ENNUI BAGIAN XXVII

1.1K 150 114
                                    

Mentari mulai menyembunyikan cahayanya, sementara bulan bersikeras memamerkan diri.

Anak laki-laki yang seharusnya sudah berada di rumah sejak sore itu masih setia berjalan seraya menuntun sepedanya, memilih untuk pulang terlambat dibandingkan harus menerima kenyataan yang mungkin teramat pahit secara tepat waktu.

Langkahnya sedikit tertatih dengan kaki kiri yang akhirnya terasa kelu, luka kecil itu menghambat Win.

"Huh!" terasa jelas bagaimanaa beratnya beban pikir Win dari caranya menghembuskan nafas. Anak laki-laki itu kembali mematung di depan pagar rumahnya, jika memang apa yang disuguhkan dari rumah ini akan begitu menyakitinya, bukankah tidak pulang menjadi pilihan yang tepat? Tapi Win hanya anak berumur 14 tahun.

Pada akhirnya, Win tetap melewati pagar, memarkirkan sepedanya dan membuka pintu untuk masuk kedalam rumah.

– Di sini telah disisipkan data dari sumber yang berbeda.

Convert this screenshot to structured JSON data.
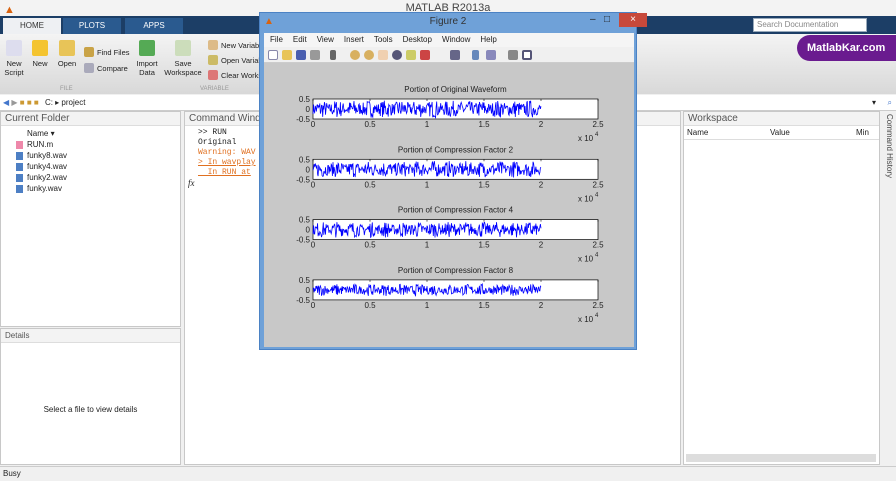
{
  "app": {
    "title": "MATLAB R2013a",
    "status": "Busy"
  },
  "tabs": [
    "HOME",
    "PLOTS",
    "APPS"
  ],
  "ribbon": {
    "new_script": "New Script",
    "new": "New",
    "open": "Open",
    "find_files": "Find Files",
    "compare": "Compare",
    "import_data": "Import Data",
    "save_workspace": "Save Workspace",
    "new_variable": "New Variable",
    "open_variable": "Open Variable",
    "clear_workspace": "Clear Workspace",
    "group_file": "FILE",
    "group_variable": "VARIABLE"
  },
  "search": {
    "placeholder": "Search Documentation"
  },
  "brand": "MatlabKar.com",
  "address": {
    "drive": "C:",
    "folder": "project"
  },
  "current_folder": {
    "title": "Current Folder",
    "col_name": "Name",
    "files": [
      "RUN.m",
      "funky8.wav",
      "funky4.wav",
      "funky2.wav",
      "funky.wav"
    ]
  },
  "details": {
    "title": "Details",
    "message": "Select a file to view details"
  },
  "command_window": {
    "title": "Command Window",
    "lines": [
      ">> RUN",
      "Original"
    ],
    "warning": "Warning: WAV",
    "trace1": "> In wavplay",
    "trace2": "  In RUN at",
    "fx": "fx"
  },
  "workspace": {
    "title": "Workspace",
    "cols": [
      "Name",
      "Value",
      "Min"
    ]
  },
  "command_history": {
    "title": "Command History"
  },
  "figure": {
    "title": "Figure 2",
    "menu": [
      "File",
      "Edit",
      "View",
      "Insert",
      "Tools",
      "Desktop",
      "Window",
      "Help"
    ]
  },
  "chart_data": [
    {
      "type": "line",
      "title": "Portion of Original Waveform",
      "xlim": [
        0,
        25000
      ],
      "ylim": [
        -0.5,
        0.5
      ],
      "xticks": [
        "0",
        "0.5",
        "1",
        "1.5",
        "2",
        "2.5"
      ],
      "yticks": [
        "0.5",
        "0",
        "-0.5"
      ],
      "x_multiplier": "x 10",
      "x_exponent": "4",
      "data_range": [
        0,
        20000
      ],
      "amplitude": 0.45,
      "color": "#0000ff"
    },
    {
      "type": "line",
      "title": "Portion of Compression Factor 2",
      "xlim": [
        0,
        25000
      ],
      "ylim": [
        -0.5,
        0.5
      ],
      "xticks": [
        "0",
        "0.5",
        "1",
        "1.5",
        "2",
        "2.5"
      ],
      "yticks": [
        "0.5",
        "0",
        "-0.5"
      ],
      "x_multiplier": "x 10",
      "x_exponent": "4",
      "data_range": [
        0,
        20000
      ],
      "amplitude": 0.42,
      "color": "#0000ff"
    },
    {
      "type": "line",
      "title": "Portion of Compression Factor 4",
      "xlim": [
        0,
        25000
      ],
      "ylim": [
        -0.5,
        0.5
      ],
      "xticks": [
        "0",
        "0.5",
        "1",
        "1.5",
        "2",
        "2.5"
      ],
      "yticks": [
        "0.5",
        "0",
        "-0.5"
      ],
      "x_multiplier": "x 10",
      "x_exponent": "4",
      "data_range": [
        0,
        20000
      ],
      "amplitude": 0.4,
      "color": "#0000ff"
    },
    {
      "type": "line",
      "title": "Portion of Compression Factor 8",
      "xlim": [
        0,
        25000
      ],
      "ylim": [
        -0.5,
        0.5
      ],
      "xticks": [
        "0",
        "0.5",
        "1",
        "1.5",
        "2",
        "2.5"
      ],
      "yticks": [
        "0.5",
        "0",
        "-0.5"
      ],
      "x_multiplier": "x 10",
      "x_exponent": "4",
      "data_range": [
        0,
        20000
      ],
      "amplitude": 0.3,
      "color": "#0000ff"
    }
  ]
}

"Sayang, sudah pulang?" tanya Gulf yang dengan riang menyambut kepulangan sang putra.

Diujung meja makan, Mew duduk tanpa ekspresi, tak juga menyapa Win.

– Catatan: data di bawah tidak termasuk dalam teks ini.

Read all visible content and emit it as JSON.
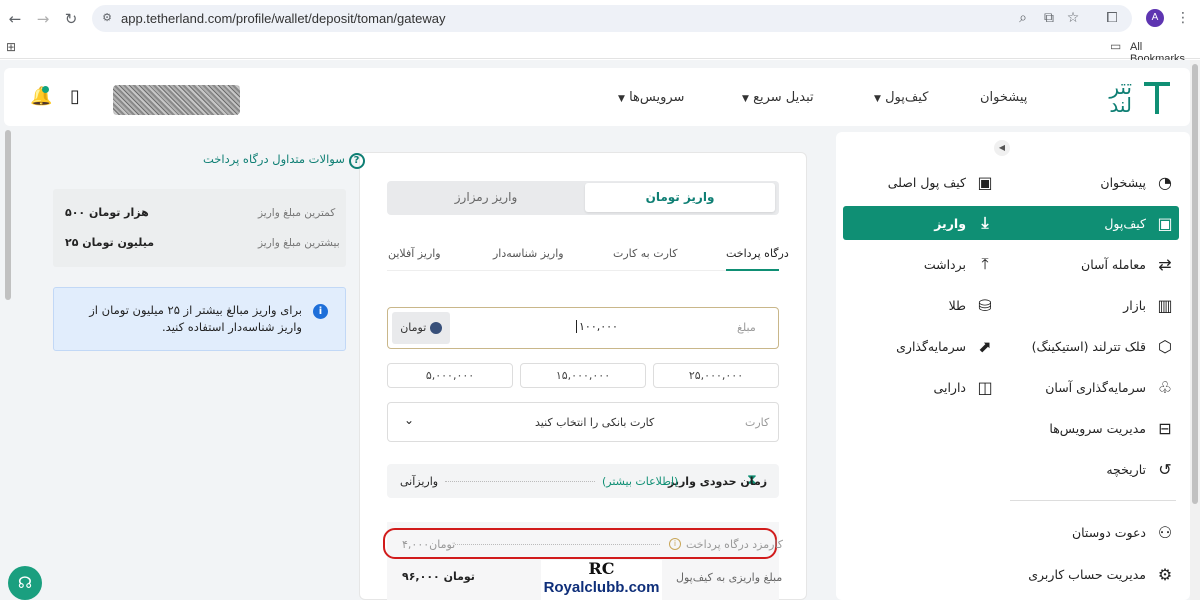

Sejenak Win melirik ke arah sangat daddy, kali ini Win tak perlu mencari kursi yang jauh dari Mew sebab Mew telah berpindah ke kursi yang lebih jauh.

Mew tau putranya masih menjaga jarak dengannya, luka di kaki Win akan semakin sakit jika ia harus mencari kursi yang jauh hanya karena ingin menghindari Mew.

"Mau makan apa? Papa ambilkan," ujar Gulf.

"Ayam?" apapun yang Gulf tawarkan, Win hanya diam seraya menatap setiap menu yang Gulf ucapkan.

"Kalau Win tidak mau makan karena ada daddy di meja makan, daddy bisa pergi, Win hanya harus mengatakannya." ujar Mew membuka suara.

"Sayang," ucap Gulf lirih. Apa maksud Mew mengatakan hal seperti itu?

Jantung Win berdegup kencang, mendengar Mew bicara sperti itu, rasanya Win ingin mengatakan maaf. Tapi yang Mew lakukan lebih keterlaluan.

"Daddy bukan daddy yang sempurna, daddy tau. Kalau ada sikap daddy yang membuat win kesal, tolong beritahu daddy. Saling mendiamkan bukan jalan keluar," ujar Mew pelan.

"Iya, Win tidak ingin daddy ada di meja makan." sahut Win cepat.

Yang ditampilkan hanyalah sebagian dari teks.